Alois Hammer touched his tongue to his lips in order to have time to process what he had just heard. "You know, Des Grieux?" he said mildly. "I really don't know why I don't have you shot."

Des Grieux looked directly at his commanding officer again. "Because we're the same, Colonel," he said. "You and me. Because there's nothing but war for either of us."

Hammer's face went white,then flushed except for the pink splotch of Spray Seal on his forehead. "You're a bloody fool, Des Grieux," he rasped, "and a bloody liar. I wanted to end this—" he gestured at the blackened wreckage of vehicles staggering all the way to the bottom of the slope "—by a quiet capitulation, not a bloodbath. Not like this!"

"You've got your way, Colonel," Des Grieux said. "I've got mine. Had mine.

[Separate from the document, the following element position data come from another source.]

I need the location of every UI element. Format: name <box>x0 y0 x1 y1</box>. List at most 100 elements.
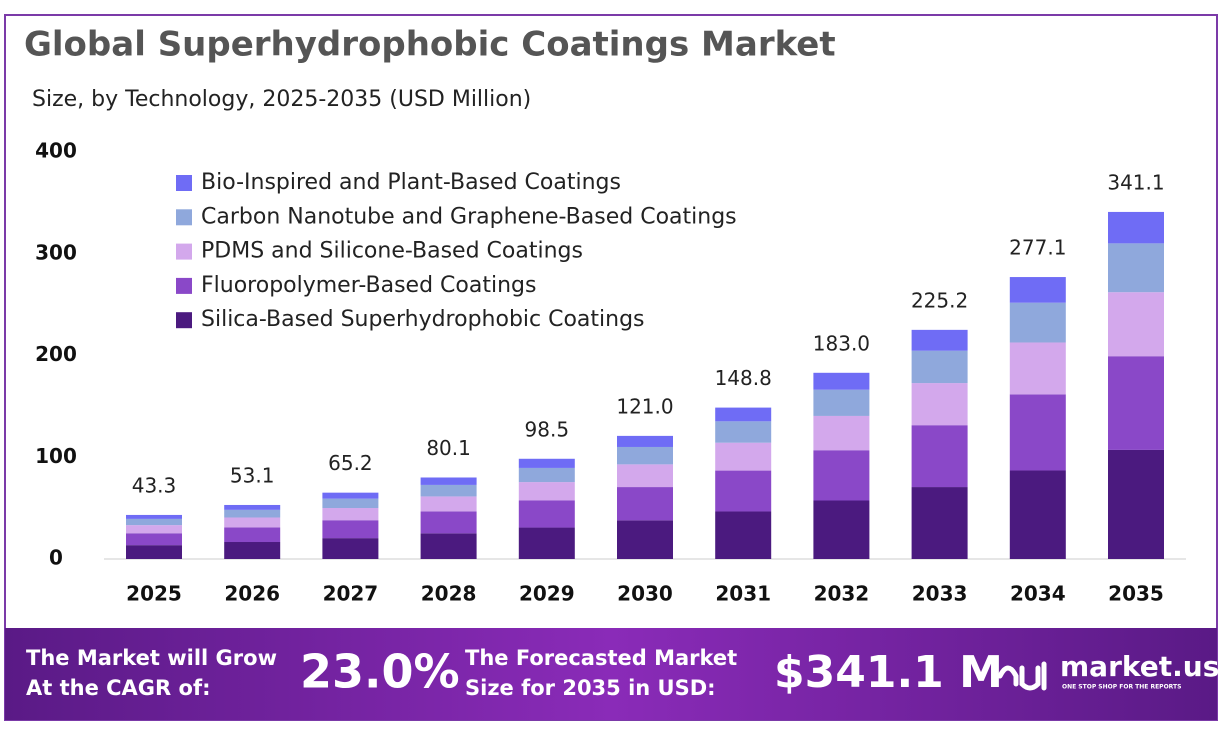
total-label: 225.2 <box>911 288 968 312</box>
tagline: ONE STOP SHOP FOR THE REPORTS <box>1062 684 1181 691</box>
total-label: 65.2 <box>328 451 373 475</box>
bar-segment <box>1108 356 1164 450</box>
legend-swatch <box>176 277 192 294</box>
bar-segment <box>617 487 673 521</box>
bar-segment <box>126 514 182 519</box>
y-tick-label: 400 <box>35 139 77 163</box>
x-tick-label: 2025 <box>126 582 182 606</box>
bar-segment <box>420 533 477 559</box>
legend-label: Silica-Based Superhydrophobic Coatings <box>201 307 645 332</box>
y-tick-label: 300 <box>35 240 77 264</box>
total-label: 53.1 <box>230 463 275 487</box>
y-tick-label: 200 <box>35 342 77 366</box>
bar-segment <box>1009 470 1066 559</box>
x-tick-label: 2030 <box>617 582 673 606</box>
bar-segment <box>518 500 575 528</box>
legend-label: Carbon Nanotube and Graphene-Based Coati… <box>201 204 737 229</box>
total-label: 43.3 <box>132 473 177 497</box>
legend-swatch <box>176 312 192 329</box>
bar-segment <box>813 372 870 390</box>
bar-segment <box>617 520 673 559</box>
bar-segment <box>224 527 281 543</box>
bar-segment <box>322 538 379 559</box>
legend-label: PDMS and Silicone-Based Coatings <box>201 239 583 264</box>
bar-segment <box>224 504 281 510</box>
bar-segment <box>911 329 968 351</box>
bar-segment <box>911 350 968 384</box>
bar-segment <box>813 389 870 416</box>
legend-swatch <box>176 243 192 260</box>
bar-segment <box>911 425 968 488</box>
footer-text: At the CAGR of: <box>26 676 211 700</box>
bar-segment <box>1108 449 1164 559</box>
bar-segment <box>715 421 772 443</box>
bar-segment <box>715 470 772 512</box>
bar-segment <box>322 498 379 509</box>
bar-segment <box>518 467 575 483</box>
brand-logo <box>997 661 1047 691</box>
bar-segment <box>224 542 281 559</box>
bar-segment <box>518 458 575 468</box>
bar-segment <box>322 520 379 539</box>
forecast-value: $341.1 M <box>774 647 1003 698</box>
bar-segment <box>1108 211 1164 244</box>
bar-segment <box>420 484 477 497</box>
chart-title: Global Superhydrophobic Coatings Market <box>24 25 836 65</box>
bar-segment <box>126 533 182 546</box>
bar-segment <box>1009 302 1066 343</box>
x-tick-label: 2029 <box>519 582 575 606</box>
bar-segment <box>1009 277 1066 303</box>
bar-segment <box>420 511 477 534</box>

But it's all the same in the end."

He smiled, but there was only the memory of emotion behind his straight, yellowed teeth. "You haven't learned that yet. Have fun. Because when it's over, there isn't anything left."

Colonel Hammer pressed the Spray Seal with the back of his left hand,not quite rubbing it. He slid from the iridium carapace of the tank destroyer. "Come on, Des Grieux," he said. "I'll see that you get aboard a ship alive. You'll have your pension and discharge bonus."

Des Grieux followed the shorter man. The tanker walked stiffly, as though he were an infant still learning gross motor skills.